I'd actually built a Fitbit MCP project previously that gave me a good understanding of the Fitbit Web API, so wiring this up was straightforward. Past projects paying dividends.
Monitoring
The daemon is designed to be invisible - it runs in the background and I shouldn't have to think about it. But if something goes wrong, I want to know. If the Pi hasn't received a GPS ping in 30 minutes, it sends me a push notification via ntfy. Simple, effective, and it's already caught a couple of cases where Termux got killed by Android's battery optimisation. A quick restart and the backlog flushes through.
Built in an Evening
Here's the part that still surprises me. The entire system - phone daemon, Pi backend, Leaflet frontend, Fitbit integration, offline queuing, monitoring - was built and deployed in a single evening session.
I didn't write any code. I used Claude Code in Team Lead Mode, orchestrating multiple AI agents working in parallel. One agent wrote the GPS daemon and phone-side scripts. Another built the map frontend. Another configured the Pi's storage and git automation. Another set up the Fitbit cron and ntfy alerts. I made architectural decisions and directed the work while the agents implemented.

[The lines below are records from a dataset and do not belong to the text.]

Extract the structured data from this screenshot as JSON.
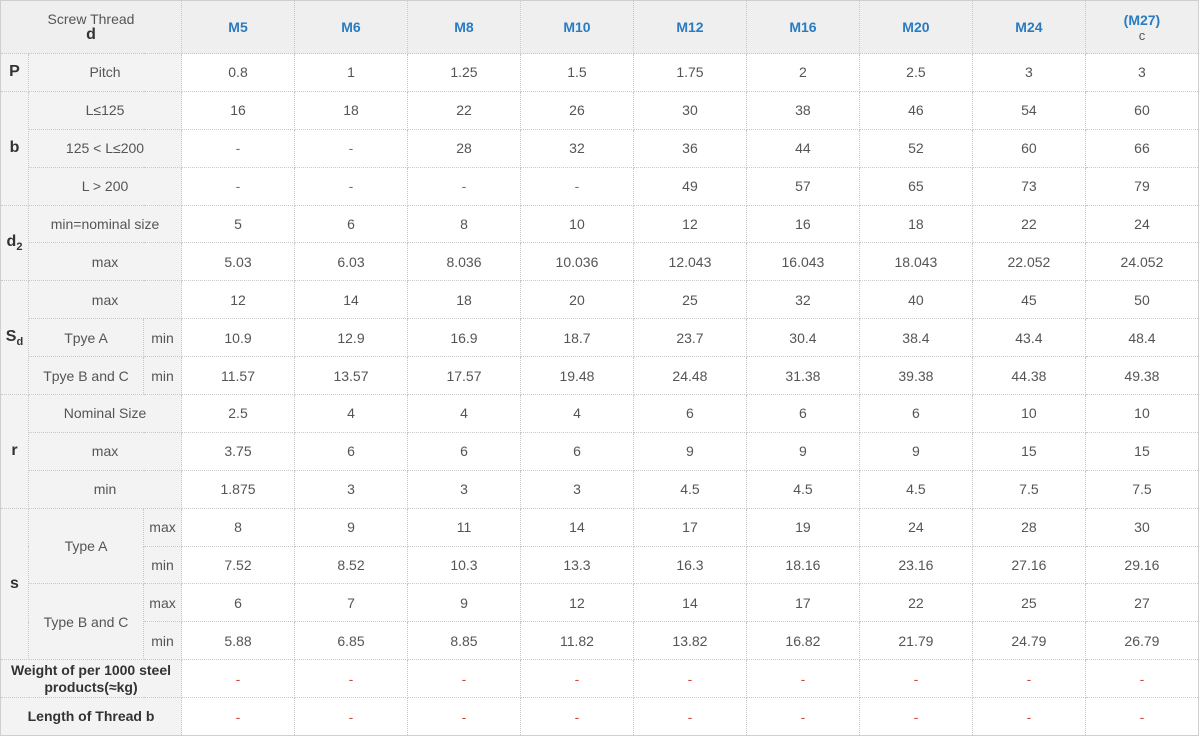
{
  "header": {
    "corner_title": "Screw Thread",
    "corner_symbol": "d",
    "sizes": [
      "M5",
      "M6",
      "M8",
      "M10",
      "M12",
      "M16",
      "M20",
      "M24",
      "(M27)"
    ],
    "last_note": "c"
  },
  "colors": {
    "header_text": "#2a7bc0",
    "dash": "#d04a3a",
    "label_bg": "#f3f3f3"
  },
  "groups": [
    {
      "symbol": "P",
      "subscript": "",
      "rows": [
        {
          "label": "Pitch",
          "values": [
            "0.8",
            "1",
            "1.25",
            "1.5",
            "1.75",
            "2",
            "2.5",
            "3",
            "3"
          ]
        }
      ]
    },
    {
      "symbol": "b",
      "subscript": "",
      "rows": [
        {
          "label": "L≤125",
          "values": [
            "16",
            "18",
            "22",
            "26",
            "30",
            "38",
            "46",
            "54",
            "60"
          ]
        },
        {
          "label": "125 < L≤200",
          "values": [
            "-",
            "-",
            "28",
            "32",
            "36",
            "44",
            "52",
            "60",
            "66"
          ]
        },
        {
          "label": "L > 200",
          "values": [
            "-",
            "-",
            "-",
            "-",
            "49",
            "57",
            "65",
            "73",
            "79"
          ]
        }
      ]
    },
    {
      "symbol": "d",
      "subscript": "2",
      "rows": [
        {
          "label": "min=nominal size",
          "values": [
            "5",
            "6",
            "8",
            "10",
            "12",
            "16",
            "18",
            "22",
            "24"
          ]
        },
        {
          "label": "max",
          "values": [
            "5.03",
            "6.03",
            "8.036",
            "10.036",
            "12.043",
            "16.043",
            "18.043",
            "22.052",
            "24.052"
          ]
        }
      ]
    },
    {
      "symbol": "S",
      "subscript": "d",
      "rows": [
        {
          "label": "max",
          "values": [
            "12",
            "14",
            "18",
            "20",
            "25",
            "32",
            "40",
            "45",
            "50"
          ]
        },
        {
          "label": "Tpye A",
          "qual": "min",
          "values": [
            "10.9",
            "12.9",
            "16.9",
            "18.7",
            "23.7",
            "30.4",
            "38.4",
            "43.4",
            "48.4"
          ]
        },
        {
          "label": "Tpye B and C",
          "qual": "min",
          "values": [
            "11.57",
            "13.57",
            "17.57",
            "19.48",
            "24.48",
            "31.38",
            "39.38",
            "44.38",
            "49.38"
          ]
        }
      ]
    },
    {
      "symbol": "r",
      "subscript": "",
      "rows": [
        {
          "label": "Nominal Size",
          "values": [
            "2.5",
            "4",
            "4",
            "4",
            "6",
            "6",
            "6",
            "10",
            "10"
          ]
        },
        {
          "label": "max",
          "values": [
            "3.75",
            "6",
            "6",
            "6",
            "9",
            "9",
            "9",
            "15",
            "15"
          ]
        },
        {
          "label": "min",
          "values": [
            "1.875",
            "3",
            "3",
            "3",
            "4.5",
            "4.5",
            "4.5",
            "7.5",
            "7.5"
          ]
        }
      ]
    },
    {
      "symbol": "s",
      "subscript": "",
      "rows": [
        {
          "label": "Type A",
          "qual": "max",
          "values": [
            "8",
            "9",
            "11",
            "14",
            "17",
            "19",
            "24",
            "28",
            "30"
          ]
        },
        {
          "label": null,
          "qual": "min",
          "values": [
            "7.52",
            "8.52",
            "10.3",
            "13.3",
            "16.3",
            "18.16",
            "23.16",
            "27.16",
            "29.16"
          ]
        },
        {
          "label": "Type B and C",
          "qual": "max",
          "values": [
            "6",
            "7",
            "9",
            "12",
            "14",
            "17",
            "22",
            "25",
            "27"
          ]
        },
        {
          "label": null,
          "qual": "min",
          "values": [
            "5.88",
            "6.85",
            "8.85",
            "11.82",
            "13.82",
            "16.82",
            "21.79",
            "24.79",
            "26.79"
          ]
        }
      ]
    }
  ],
  "footer_rows": [
    {
      "label": "Weight of per 1000 steel products(≈kg)",
      "values": [
        "-",
        "-",
        "-",
        "-",
        "-",
        "-",
        "-",
        "-",
        "-"
      ]
    },
    {
      "label": "Length of Thread b",
      "values": [
        "-",
        "-",
        "-",
        "-",
        "-",
        "-",
        "-",
        "-",
        "-"
      ]
    }
  ]
}
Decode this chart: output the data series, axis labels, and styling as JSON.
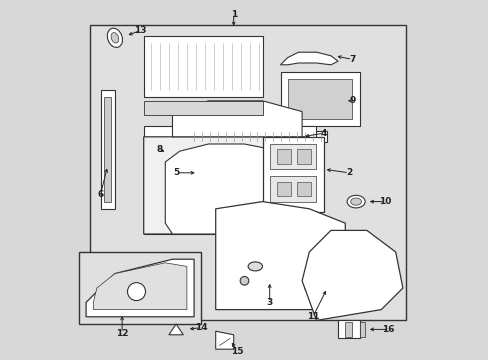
{
  "background_color": "#d8d8d8",
  "line_color": "#333333",
  "callout_color": "#222222",
  "figsize": [
    4.89,
    3.6
  ],
  "dpi": 100
}
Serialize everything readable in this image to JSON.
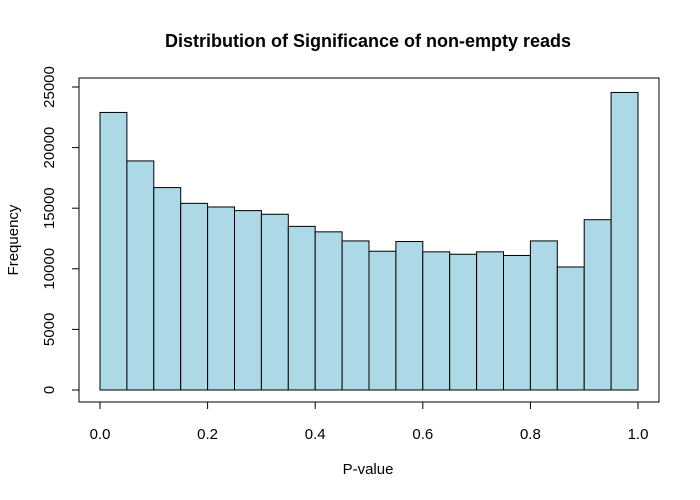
{
  "chart_data": {
    "type": "bar",
    "title": "Distribution of Significance of non-empty reads",
    "xlabel": "P-value",
    "ylabel": "Frequency",
    "xlim": [
      0,
      1
    ],
    "ylim": [
      0,
      25000
    ],
    "x_ticks": [
      "0.0",
      "0.2",
      "0.4",
      "0.6",
      "0.8",
      "1.0"
    ],
    "y_ticks": [
      "0",
      "5000",
      "10000",
      "15000",
      "20000",
      "25000"
    ],
    "bins": [
      {
        "start": 0.0,
        "end": 0.05,
        "value": 22900
      },
      {
        "start": 0.05,
        "end": 0.1,
        "value": 18900
      },
      {
        "start": 0.1,
        "end": 0.15,
        "value": 16700
      },
      {
        "start": 0.15,
        "end": 0.2,
        "value": 15400
      },
      {
        "start": 0.2,
        "end": 0.25,
        "value": 15100
      },
      {
        "start": 0.25,
        "end": 0.3,
        "value": 14800
      },
      {
        "start": 0.3,
        "end": 0.35,
        "value": 14500
      },
      {
        "start": 0.35,
        "end": 0.4,
        "value": 13500
      },
      {
        "start": 0.4,
        "end": 0.45,
        "value": 13050
      },
      {
        "start": 0.45,
        "end": 0.5,
        "value": 12300
      },
      {
        "start": 0.5,
        "end": 0.55,
        "value": 11450
      },
      {
        "start": 0.55,
        "end": 0.6,
        "value": 12250
      },
      {
        "start": 0.6,
        "end": 0.65,
        "value": 11400
      },
      {
        "start": 0.65,
        "end": 0.7,
        "value": 11200
      },
      {
        "start": 0.7,
        "end": 0.75,
        "value": 11400
      },
      {
        "start": 0.75,
        "end": 0.8,
        "value": 11100
      },
      {
        "start": 0.8,
        "end": 0.85,
        "value": 12300
      },
      {
        "start": 0.85,
        "end": 0.9,
        "value": 10150
      },
      {
        "start": 0.9,
        "end": 0.95,
        "value": 14050
      },
      {
        "start": 0.95,
        "end": 1.0,
        "value": 24550
      }
    ],
    "bar_color": "#add8e6",
    "bar_border_color": "#000000",
    "grid": false
  }
}
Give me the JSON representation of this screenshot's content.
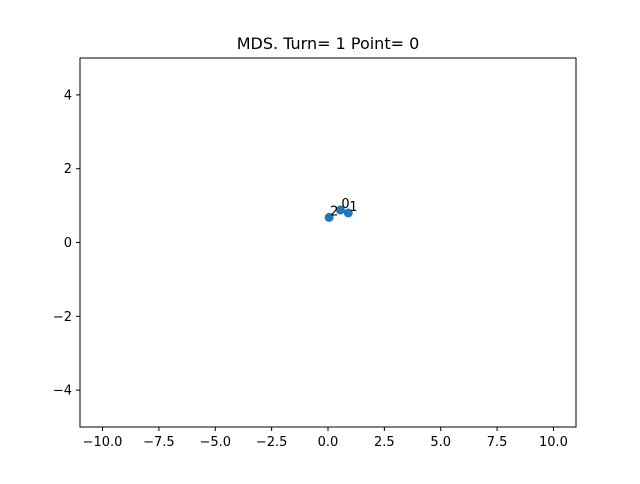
{
  "chart_data": {
    "type": "scatter",
    "title": "MDS. Turn= 1 Point= 0",
    "xlabel": "",
    "ylabel": "",
    "xlim": [
      -11.0,
      11.0
    ],
    "ylim": [
      -5.0,
      5.0
    ],
    "grid": false,
    "x_ticks": [
      -10.0,
      -7.5,
      -5.0,
      -2.5,
      0.0,
      2.5,
      5.0,
      7.5,
      10.0
    ],
    "x_tick_labels": [
      "−10.0",
      "−7.5",
      "−5.0",
      "−2.5",
      "0.0",
      "2.5",
      "5.0",
      "7.5",
      "10.0"
    ],
    "y_ticks": [
      -4,
      -2,
      0,
      2,
      4
    ],
    "y_tick_labels": [
      "−4",
      "−2",
      "0",
      "2",
      "4"
    ],
    "series": [
      {
        "color": "#1f77b4",
        "points": [
          {
            "label": "0",
            "x": 0.55,
            "y": 0.88
          },
          {
            "label": "1",
            "x": 0.9,
            "y": 0.8
          },
          {
            "label": "2",
            "x": 0.05,
            "y": 0.68
          }
        ]
      }
    ]
  }
}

The whole thing started from an idle thought - "what else can I do now that I can SSH into my phone?" - and three hours later I was watching a real-time dot trace my position on a private map in Rome. The speed of going from idea to deployed system is something I'm still getting used to with AI-first development. It changes what's worth building. Projects that would have taken a weekend and therefore might not happen at all now take an evening and therefore do.
The Payoff
The first time I opened the map on my phone and saw my own dot moving through Rome in real time, on my own infrastructure, with my own data - I was genuinely blown away. It sounds simple, but there's something deeply satisfying about a system you built yourself showing you exactly where you are in the world.
I'm most excited about what this will look like at the end of six months. Every city I visit, every route I take, every flight and ferry - all captured, all mine. I'll be able to play back my entire European journey as an animation. Walking through Rome in April. Exploring Split in May. The ferry from Gran Canaria to Tenerife. All of it, rendered as trails on a map with my health data alongside.
For someone who loves reminiscing about travel, having precise, visual, self-hosted records of everywhere I've been is the kind of thing I didn't know I wanted until I had it. And the fact that none of this data touches a corporate server - that it lives on a Raspberry Pi under my desk - makes it feel like it's actually mine in a way that Google Timeline never could.